No tuve tiempo para responderle, ni para abrazarla y besarla por última vez. Se había esfumado como el viento, Marco se la había llevado, sin dejarme contemplarla por última vez. De pronto, caí en la realidad, ella no volvería; jamás lo haría. Grité y lloré como nunca antes lo había hecho, me lancé al suelo y dejé que rabia y dolor se desquitara en ese lugar; largué todo hasta que sentí que mi cuerpo ya no daba más. Me tiré al suelo, de espaldas, contemplando la luna, imaginándomela a ella. Tenía que hacer algo, le había estado dando vueltas al asunto desde que Marco dio su ultimátum, desde que él apareció en la ciudad a imponer su autoridad. No se me había ocurrido nada hasta el momento y la idea de mi hermano, era completamente descabellada. Tenía que haber alguna solución.

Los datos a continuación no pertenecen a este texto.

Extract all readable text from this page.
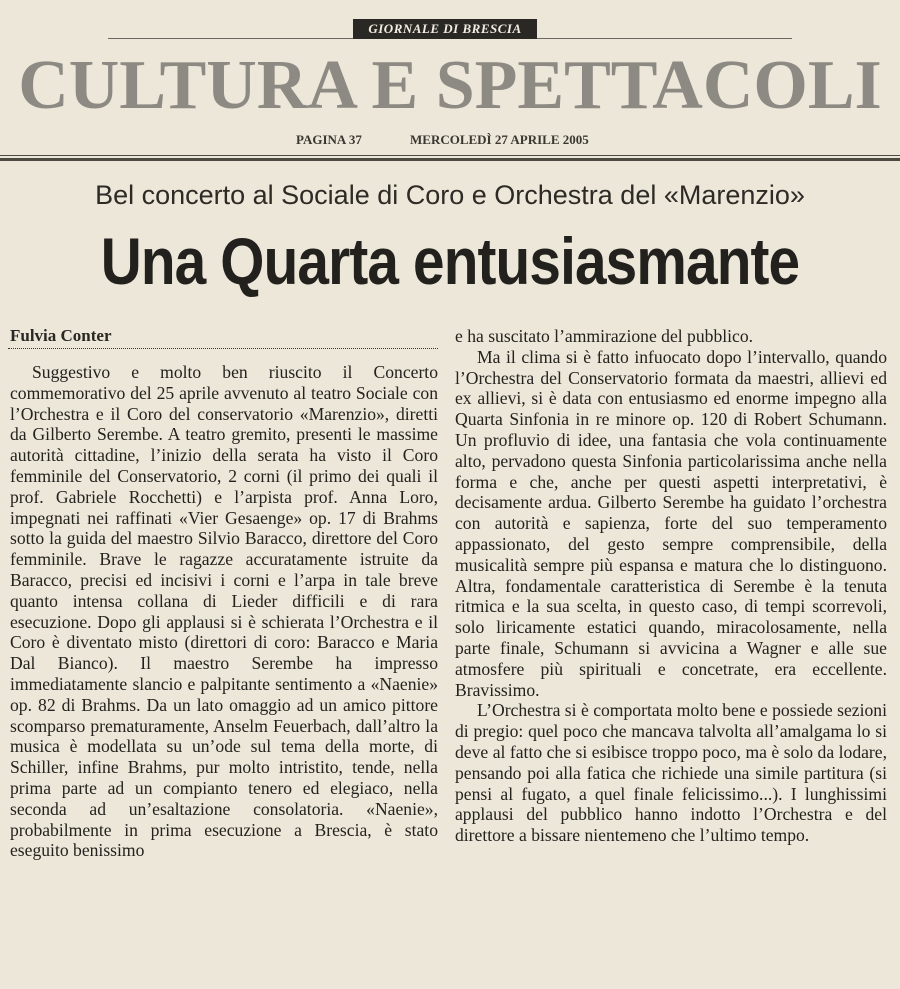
GIORNALE DI BRESCIA
CULTURA E SPETTACOLI
PAGINA 37	MERCOLEDÌ 27 APRILE 2005
Bel concerto al Sociale di Coro e Orchestra del «Marenzio»
Una Quarta entusiasmante
Fulvia Conter

Suggestivo e molto ben riuscito il Concerto commemorativo del 25 aprile avvenuto al teatro Sociale con l’Orchestra e il Coro del conservatorio «Marenzio», diretti da Gilberto Serembe. A teatro gremito, presenti le massime autorità cittadine, l’inizio della serata ha visto il Coro femminile del Conservatorio, 2 corni (il primo dei quali il prof. Gabriele Rocchetti) e l’arpista prof. Anna Loro, impegnati nei raffinati «Vier Gesaenge» op. 17 di Brahms sotto la guida del maestro Silvio Baracco, direttore del Coro femminile. Brave le ragazze accuratamente istruite da Baracco, precisi ed incisivi i corni e l’arpa in tale breve quanto intensa collana di Lieder difficili e di rara esecuzione. Dopo gli applausi si è schierata l’Orchestra e il Coro è diventato misto (direttori di coro: Baracco e Maria Dal Bianco). Il maestro Serembe ha impresso immediatamente slancio e palpitante sentimento a «Naenie» op. 82 di Brahms. Da un lato omaggio ad un amico pittore scomparso prematuramente, Anselm Feuerbach, dall’altro la musica è modellata su un’ode sul tema della morte, di Schiller, infine Brahms, pur molto intristito, tende, nella prima parte ad un compianto tenero ed elegiaco, nella seconda ad un’esaltazione consolatoria. «Naenie», probabilmente in prima esecuzione a Brescia, è stato eseguito benissimo

e ha suscitato l’ammirazione del pubblico.

Ma il clima si è fatto infuocato dopo l’intervallo, quando l’Orchestra del Conservatorio formata da maestri, allievi ed ex allievi, si è data con entusiasmo ed enorme impegno alla Quarta Sinfonia in re minore op. 120 di Robert Schumann. Un profluvio di idee, una fantasia che vola continuamente alto, pervadono questa Sinfonia particolarissima anche nella forma e che, anche per questi aspetti interpretativi, è decisamente ardua. Gilberto Serembe ha guidato l’orchestra con autorità e sapienza, forte del suo temperamento appassionato, del gesto sempre comprensibile, della musicalità sempre più espansa e matura che lo distinguono. Altra, fondamentale caratteristica di Serembe è la tenuta ritmica e la sua scelta, in questo caso, di tempi scorrevoli, solo liricamente estatici quando, miracolosamente, nella parte finale, Schumann si avvicina a Wagner e alle sue atmosfere più spirituali e concetrate, era eccellente. Bravissimo.

L’Orchestra si è comportata molto bene e possiede sezioni di pregio: quel poco che mancava talvolta all’amalgama lo si deve al fatto che si esibisce troppo poco, ma è solo da lodare, pensando poi alla fatica che richiede una simile partitura (si pensi al fugato, a quel finale felicissimo...). I lunghissimi applausi del pubblico hanno indotto l’Orchestra e del direttore a bissare nientemeno che l’ultimo tempo.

Hasta que recordé, recordé las palabras de Marco: “El sótano estará bien, ahí podemos realizar el conjuro”. El sótano, quedaba a varios kilómetros, pero si me apuraba podía llegar a tiempo. No me importaba perder la vida si es que ella se salvaba; yo ya había vivido por demasiado tiempo, era el momento de Lali, ella recién empezaba a experimentar la vida y como humana, un deseo que yo tuve por poco tiempo. Ella era inocente, no tenía por qué sufrir por culpa de Marco. Sintiendo un poco de ilusión, salí disparado de casa, corrí lo más rápido que pude, descargando toda mi energía y todo lo que mi esencia me permitía.

Dudé unos segundos cuando llegé a las afueras del sótano, tenía que pensar en un plan; no podía permitir que salga todo mal. Tenía que salvar a Lali, porque si no, nada de lo que hiciese tendría sentido. Pero, no tuve tiempo de pensar, porque apenas me moví escuché un gritó proveniente del suelo; era ella, el amor de su vida, que gritaba. Gritaba fuerte, era un grito de dolor, de sufrimiento. No, no podía resistir, no podía permitir que ella sufra; me mataba por dentro escucharla aullar de dolor. Sin pensarlo dos veces, ingresé por la puerta que daba al sótano, bajé las escaleras corriendo pero intentando no hacer ruido. Y, me detuve. Había llegado demasiado tarde.

- No!! Mi amor!!

Corrí hacia ella que yacía en el suelo con los brazos extendidos; tenía sangre, mucha sangre alrededor y un profundo corte en el estómago. Recosté mi cabeza en su pecho mientras acariciaba su rostro con dulzura, dejando que las lágrimas corran mis mejillas. Jamás me había sentido tan vulnerable, con tanto dolor; y, jamás me había sentido tan furioso conmigo mismo y con otro vampiro. Dejé que mi cuerpo se irguiera, dejé que mis colmillos salgan y me permití hacer algo que hace mucho tiempo que no hacía; total, que importaba, si ella ya estaba muerta. Me lancé contra él y sin dejarlo pensar ataqué su cuello. Pero, Marco era más poderoso que ningún otro así que no se dejó vencer.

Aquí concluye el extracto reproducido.